Within Our Gates can be manipulative, Micheaux knows exactly how he wants his audience to react to characters and he’s not going to pretend otherwise. He’s not above outright telling us a character is a bad person, and he aims for a cheer every time they reach their comeuppance. He has a clear message he wants the audience to take away from this film, and he spells it out in each title card that comes on screen. The film itself makes it easy to understand Micheaux’s dislike of ambiguity, being misunderstood could be dangerous for a man in his position.

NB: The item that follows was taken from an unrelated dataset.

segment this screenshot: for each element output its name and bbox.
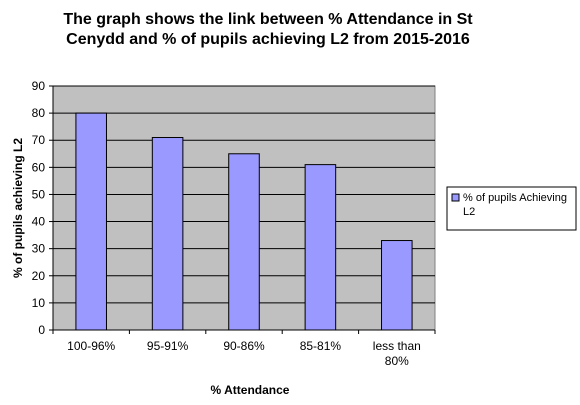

Film is often thought of as mere entertainment, but it’s also a clear reflection of the times where we live and the artists working in them. Within Our Gates clearly spells out what it was like to live in Micheaux’s America, the problems that surrounded him, and even what he saw as a solution - equal education for all people. The enduring value of the film is that, 97 years later, the problems Micheaux saw haven’t completely gone away, and his solution continues to make sense.